The number of attendees at this year's meeting, which closes on Friday, grew 20 percent to approximately 1,800 from 1,500 last year, according to Michael Handy, senior exhibits and sales manager for Cambridge Healthtech Institute, the meeting's organizer.
But that's small pudding compared to the number of exhibitors, which swelled to 149 this year from 60 in 2001. The total square footage for the conference also increased, at least three fold, from last year's session at the Fairmont Hotel in San Francisco.
To Garreth Hippe, enterprise sales account manager at InforMax, the Fairmont "is kind of a labyrinth. The halls were crowded." Which is a good thing.
This year, though, traffic is "lighter than expected, and we're right in front of the door," griped Bert Cummings, senior account executive at InforMax. Still, he said that "the number of leads is close to the same" as last year.
"It's like going to a party; if you're in a small room it seems like there's more people," observed Ann O'Donnell, trade show and event manager at Incyte. But all in all, she said, "the leads have been good, the quality of attendance has been good."
While the conference outgrew its space at the Fairmont, some of the crowding experienced in San Francisco may have contributed to greater interaction, according to Handy.

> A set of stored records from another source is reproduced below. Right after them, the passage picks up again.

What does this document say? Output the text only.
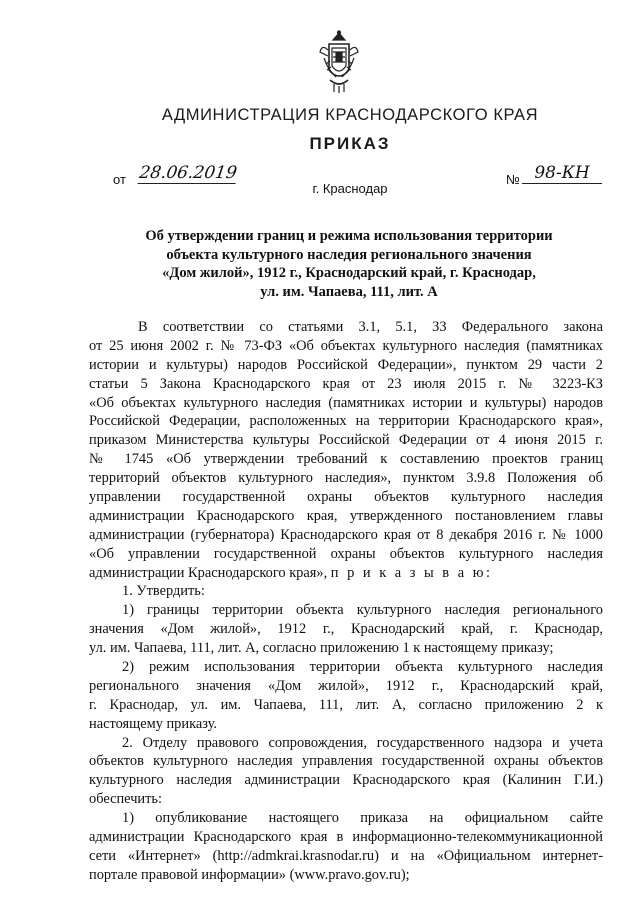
АДМИНИСТРАЦИЯ КРАСНОДАРСКОГО КРАЯ
ПРИКАЗ
от 28.06.2019	№ 98-КН
г. Краснодар
Об утверждении границ и режима использования территории
объекта культурного наследия регионального значения
«Дом жилой», 1912 г., Краснодарский край, г. Краснодар,
ул. им. Чапаева, 111, лит. А
В соответствии со статьями 3.1, 5.1, 33 Федерального закона
от 25 июня 2002 г. № 73-ФЗ «Об объектах культурного наследия (памятниках
истории и культуры) народов Российской Федерации», пунктом 29 части 2
статьи 5 Закона Краснодарского края от 23 июля 2015 г. № 3223-КЗ
«Об объектах культурного наследия (памятниках истории и культуры) народов
Российской Федерации, расположенных на территории Краснодарского края»,
приказом Министерства культуры Российской Федерации от 4 июня 2015 г.
№ 1745 «Об утверждении требований к составлению проектов границ
территорий объектов культурного наследия», пунктом 3.9.8 Положения об
управлении государственной охраны объектов культурного наследия
администрации Краснодарского края, утвержденного постановлением главы
администрации (губернатора) Краснодарского края от 8 декабря 2016 г. № 1000
«Об управлении государственной охраны объектов культурного наследия
администрации Краснодарского края», п р и к а з ы в а ю:
1. Утвердить:
1) границы территории объекта культурного наследия регионального
значения «Дом жилой», 1912 г., Краснодарский край, г. Краснодар,
ул. им. Чапаева, 111, лит. А, согласно приложению 1 к настоящему приказу;
2) режим использования территории объекта культурного наследия
регионального значения «Дом жилой», 1912 г., Краснодарский край,
г. Краснодар, ул. им. Чапаева, 111, лит. А, согласно приложению 2 к
настоящему приказу.
2. Отделу правового сопровождения, государственного надзора и учета
объектов культурного наследия управления государственной охраны объектов
культурного наследия администрации Краснодарского края (Калинин Г.И.)
обеспечить:
1) опубликование настоящего приказа на официальном сайте
администрации Краснодарского края в информационно-телекоммуникационной
сети «Интернет» (http://admkrai.krasnodar.ru) и на «Официальном интернет-
портале правовой информации» (www.pravo.gov.ru);
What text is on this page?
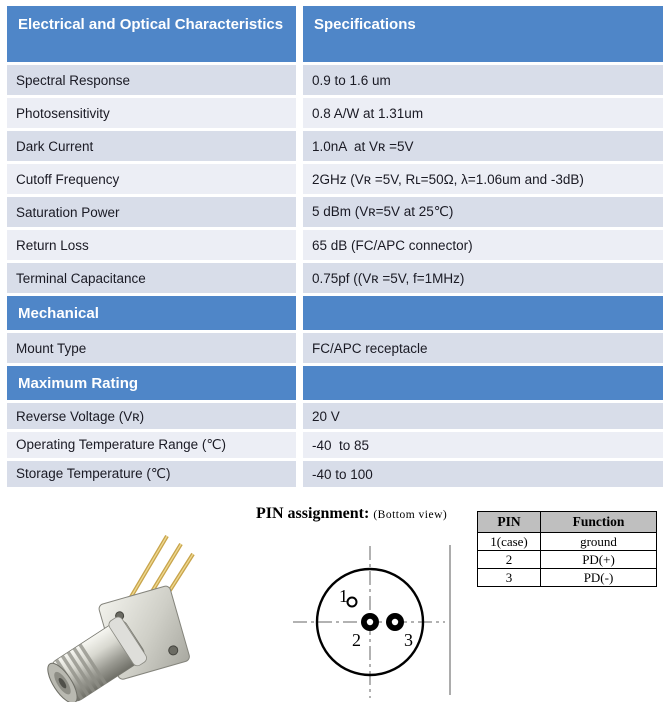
Electrical and Optical Characteristics	Specifications
Spectral Response	0.9 to 1.6 um
Photosensitivity	0.8 A/W at 1.31um
Dark Current	1.0nA  at Vʀ =5V
Cutoff Frequency	2GHᴢ (Vʀ =5V, Rʟ=50Ω, λ=1.06um and -3dB)
Saturation Power	5 dBm (Vʀ=5V at 25℃)
Return Loss	65 dB (FC/APC connector)
Terminal Capacitance	0.75pf ((Vʀ =5V, f=1MHᴢ)
Mechanical
Mount Type	FC/APC receptacle
Maximum Rating
Reverse Voltage (Vʀ)	20 V
Operating Temperature Range (℃)	-40  to 85
Storage Temperature (℃)	-40 to 100
PIN assignment: (Bottom view)
1
2 3
PIN	Function
1(case)	ground
2	PD(+)
3	PD(-)
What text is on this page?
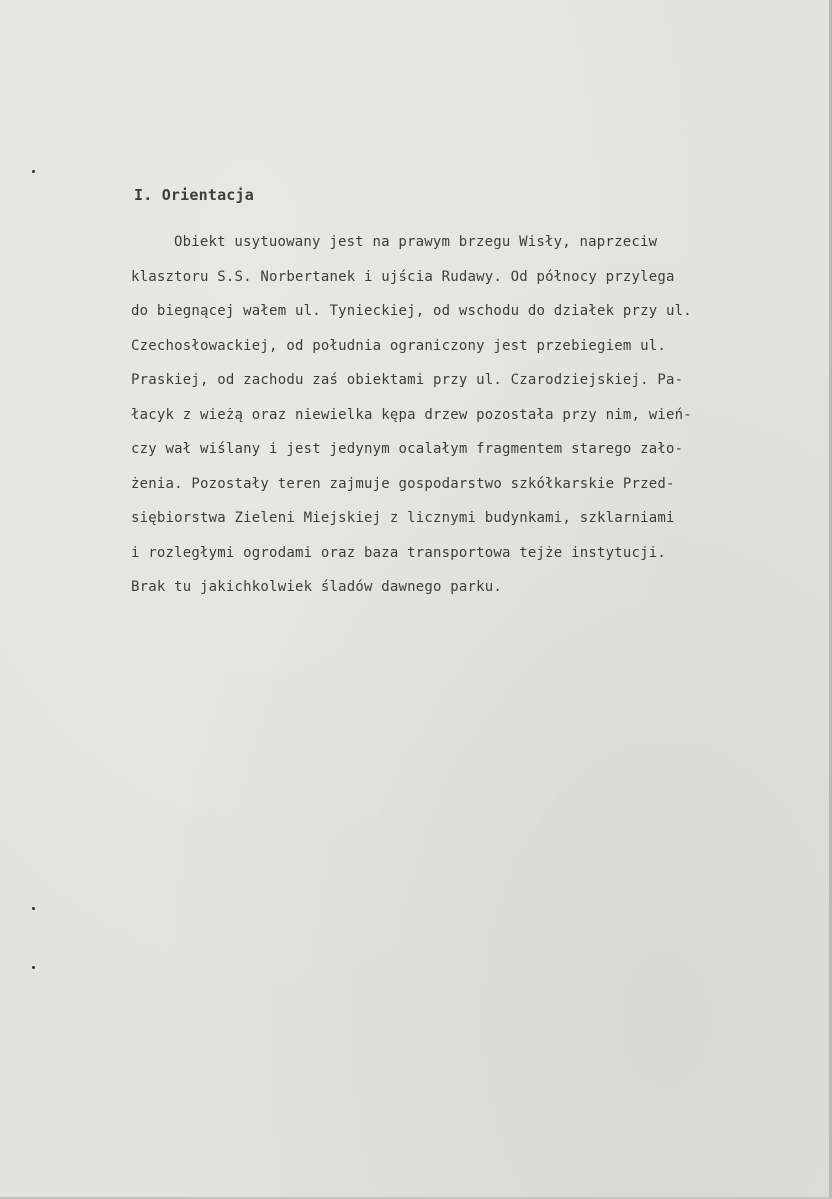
I. Orientacja
Obiekt usytuowany jest na prawym brzegu Wisły, naprzeciw
klasztoru S.S. Norbertanek i ujścia Rudawy. Od północy przylega
do biegnącej wałem ul. Tynieckiej, od wschodu do działek przy ul.
Czechosłowackiej, od południa ograniczony jest przebiegiem ul.
Praskiej, od zachodu zaś obiektami przy ul. Czarodziejskiej. Pa-
łacyk z wieżą oraz niewielka kępa drzew pozostała przy nim, wień-
czy wał wiślany i jest jedynym ocalałym fragmentem starego zało-
żenia. Pozostały teren zajmuje gospodarstwo szkółkarskie Przed-
siębiorstwa Zieleni Miejskiej z licznymi budynkami, szklarniami
i rozległymi ogrodami oraz baza transportowa tejże instytucji.
Brak tu jakichkolwiek śladów dawnego parku.
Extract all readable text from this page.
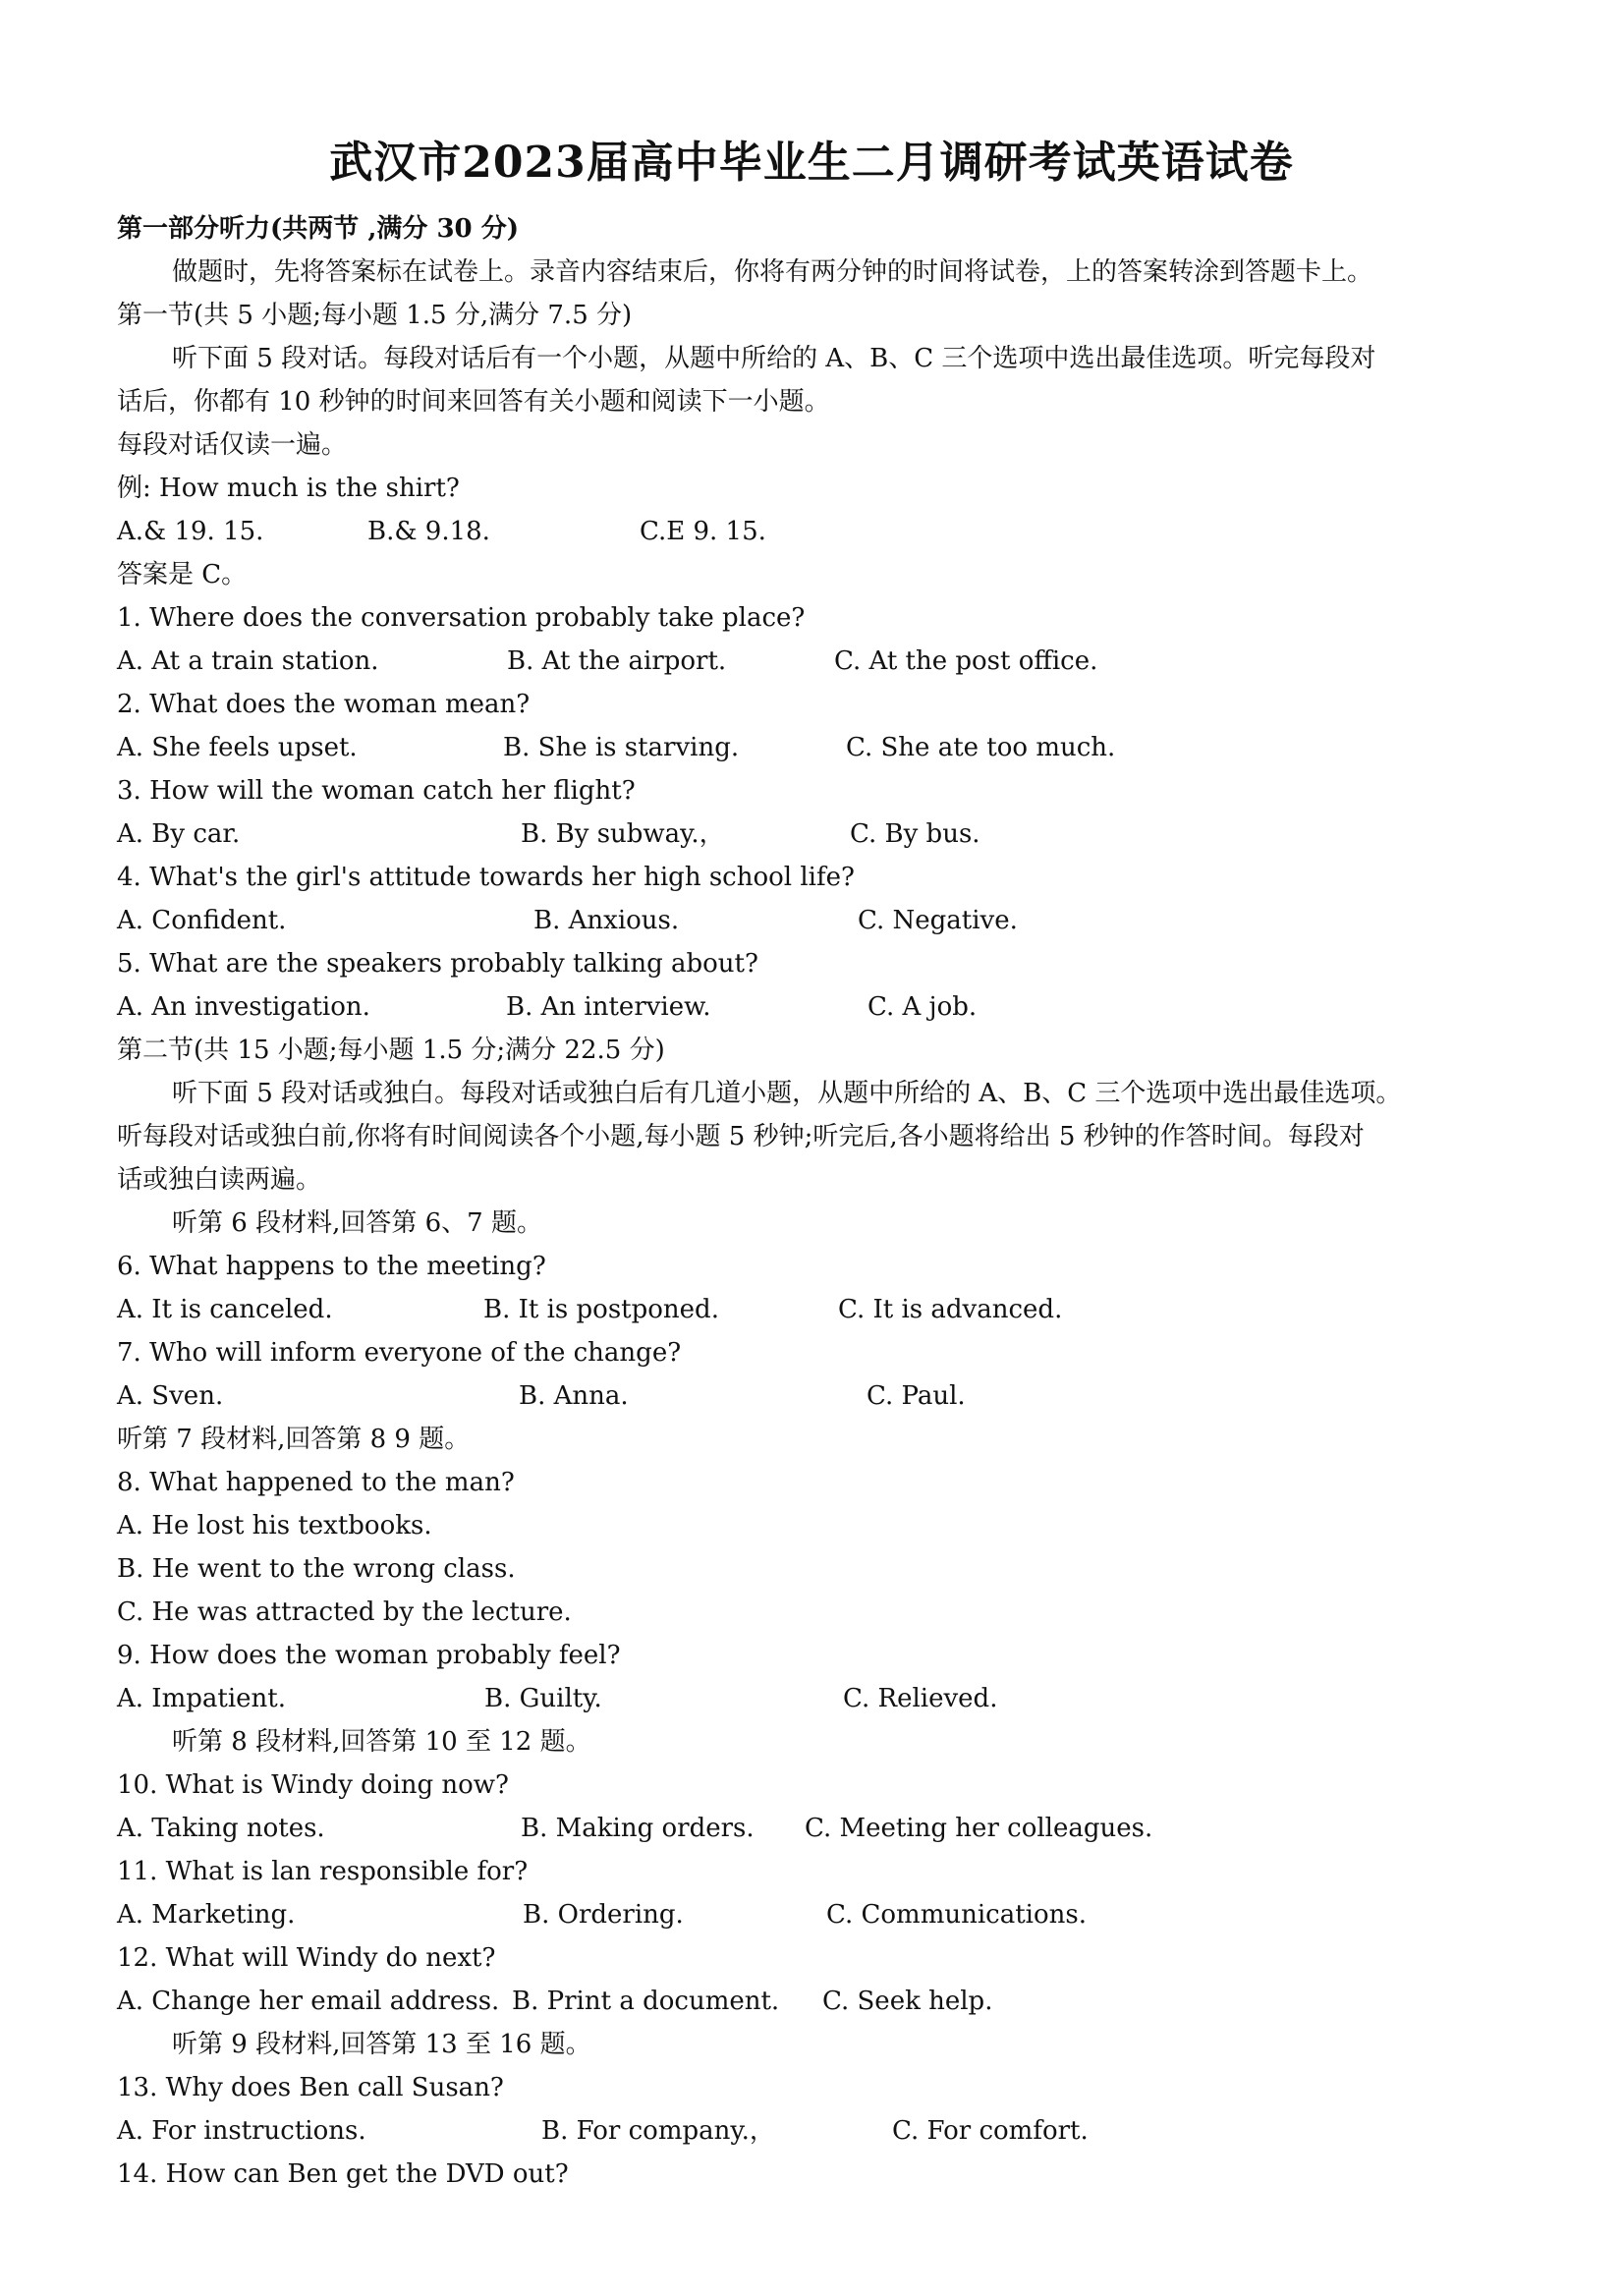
武汉市2023届高中毕业生二月调研考试英语试卷
第一部分听力(共两节 ,满分 30 分)
做题时，先将答案标在试卷上。录音内容结束后，你将有两分钟的时间将试卷，上的答案转涂到答题卡上。
第一节(共 5 小题;每小题 1.5 分,满分 7.5 分)
听下面 5 段对话。每段对话后有一个小题，从题中所给的 A、B、C 三个选项中选出最佳选项。听完每段对
话后，你都有 10 秒钟的时间来回答有关小题和阅读下一小题。
每段对话仅读一遍。
例: How much is the shirt?
A.& 19. 15.	B.& 9.18.	C.E 9. 15.
答案是 C。
1. Where does the conversation probably take place?
A. At a train station.	B. At the airport.	C. At the post office.
2. What does the woman mean?
A. She feels upset.	B. She is starving.	C. She ate too much.
3. How will the woman catch her flight?
A. By car.	B. By subway.，	C. By bus.
4. What's the girl's attitude towards her high school life?
A. Confident.	B. Anxious.	C. Negative.
5. What are the speakers probably talking about?
A. An investigation.	B. An interview.	C. A job.
第二节(共 15 小题;每小题 1.5 分;满分 22.5 分)
听下面 5 段对话或独白。每段对话或独白后有几道小题，从题中所给的 A、B、C 三个选项中选出最佳选项。
听每段对话或独白前,你将有时间阅读各个小题,每小题 5 秒钟;听完后,各小题将给出 5 秒钟的作答时间。每段对
话或独白读两遍。
听第 6 段材料,回答第 6、7 题。
6. What happens to the meeting?
A. It is canceled.	B. It is postponed.	C. It is advanced.
7. Who will inform everyone of the change?
A. Sven.	B. Anna.	C. Paul.
听第 7 段材料,回答第 8 9 题。
8. What happened to the man?
A. He lost his textbooks.
B. He went to the wrong class.
C. He was attracted by the lecture.
9. How does the woman probably feel?
A. Impatient.	B. Guilty.	C. Relieved.
听第 8 段材料,回答第 10 至 12 题。
10. What is Windy doing now?
A. Taking notes.	B. Making orders.	C. Meeting her colleagues.
11. What is lan responsible for?
A. Marketing.	B. Ordering.	C. Communications.
12. What will Windy do next?
A. Change her email address. B. Print a document.	C. Seek help.
听第 9 段材料,回答第 13 至 16 题。
13. Why does Ben call Susan?
A. For instructions.	B. For company.，	C. For comfort.
14. How can Ben get the DVD out?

"At the Fairmont Hotel there was a lot more networking and one-on-ones," said InforMax's Hippe. "Here [in Santa Clara] people are picking up material and blasting on."
The ones that are sticking around, though, have something to sell--namely, themselves--rather than something to buy.
"There's a lot of people looking for jobs, a lot of people with dot-com backgrounds and software engineers looking to move to a new area, and to educate themselves [about genomics]," observed Cummings.
Next year's conference, which is under contract to stay here, will offer "a lot of changes to have more events in the exhibit hall," said Lisa Levine, marketing associate at Cambridge Healthtech Institute. This, she said, should help increase exhibitor traffic.